E as notícias, envolvendo o
nome da cidade pelo mundo, não são nada alvissareiras: “Um cartãozeiro foi
fuzilado na calçada de um supermercado localizado na Av. Santos Dumont, no
bairro Papicu, em Fortaleza, no início da noite desta quarta-feira. De acordo
com a polícia, o cidadão da cidade de Crateús, de 42 anos, era o cartãozeiro
mais conhecido da polícia do Ceará. Noutro importantíssimo jornal: Foi
deflagrada, na cidade de São Paulo, a operação “Boca de Lobo” onde foram presos
cinco cearenses, das cidades de Novo Oriente, Crateús e Independência,
conhecidas como triângulo dos Cartãozeiros. Antes, os acusados tinham instalado
um aparelho de leitura e filmagem conhecido como “chupa cabra” em um dos caixas
eletrônicos da agência e, de acordo com o delegado titular da 20ª DP, os golpes
aplicados pela quadrilha podem chegar a R$ 1 milhão.
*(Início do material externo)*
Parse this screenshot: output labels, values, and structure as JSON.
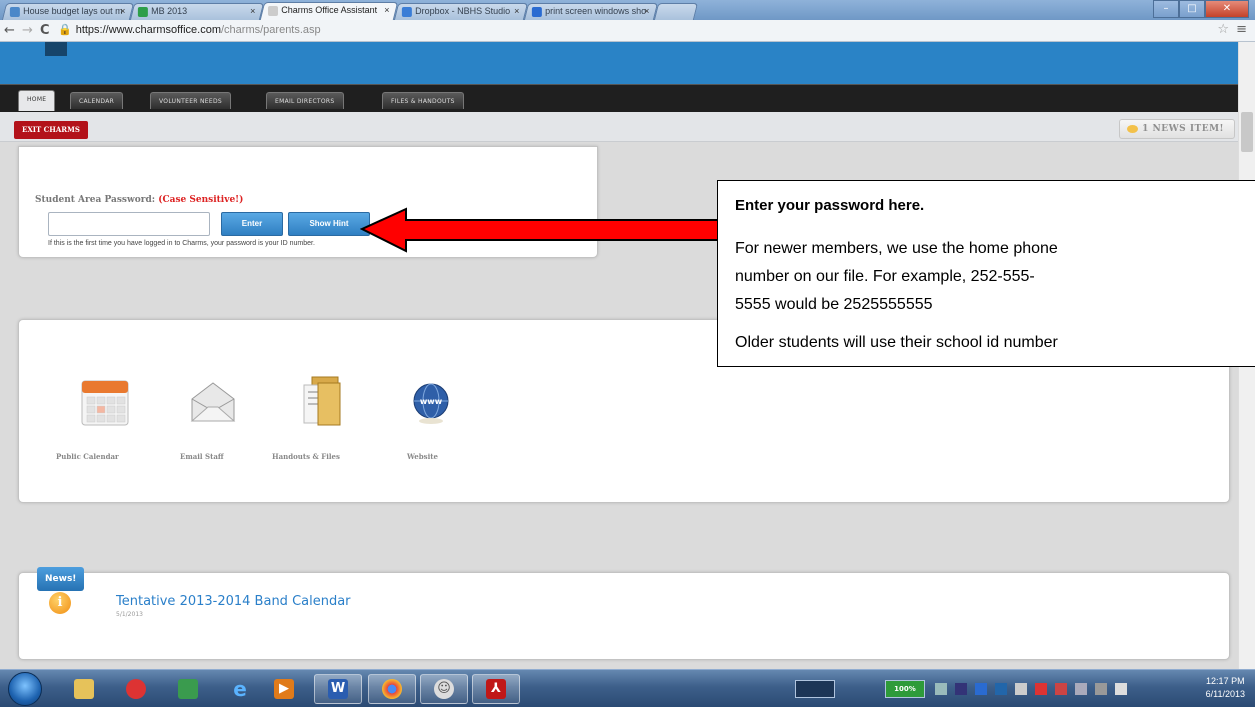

O Delegado, ironicamente,
ainda perguntou na frente das câmaras de TV: - Gostaria de saber onde fica essa
Faculdade de Cartãozeiros, se é em Crateús, Novo Oriente ou Independência!
Enquanto
isso, pelas ruas da cidade, alguns jovens desfilam, vistosamente, em Dodge Ram,
Fiorinos e Camaros, estimulando o desejo na imatura juventude à incautas e
perigosas aventuras em busca da satisfação imediata de seus anseios.
É
meu caríssimo poeta, a indignação é uma moeda rara nos dias de hoje. Quando no
recente Carnaval, pelas ruas da cidade, uma colombina puxou de uma peixeira do
cós e esfaqueou outra animada foliã, por um simples olhar atravessado, percebi
que o bom senso e o equilíbrio de nossos dias estão, irreversivelmente, sem
controle.
Tá
lá, mais um corpo estendido no chão! Mas vale seu grito de alerta, poeta, pois
a violência não se restringe aos atos físicos, ela vai muito além, a maior
violência está presente na omissão dos mais poderosos quanto à defesa dos mais
fracos em seus direitos à moradia, liberdade, salários justos, saúde e
educação.
Por
enquanto, meu digníssimo Dom Quixote, vamos nos sublevando sim, pois a
indignação ainda é o ato dos seres mais nobres!
É vero, meu caro! Há muita safadeza, mas a desigualdade é gritante e o poder público omisso contribui muito para essa violência constante!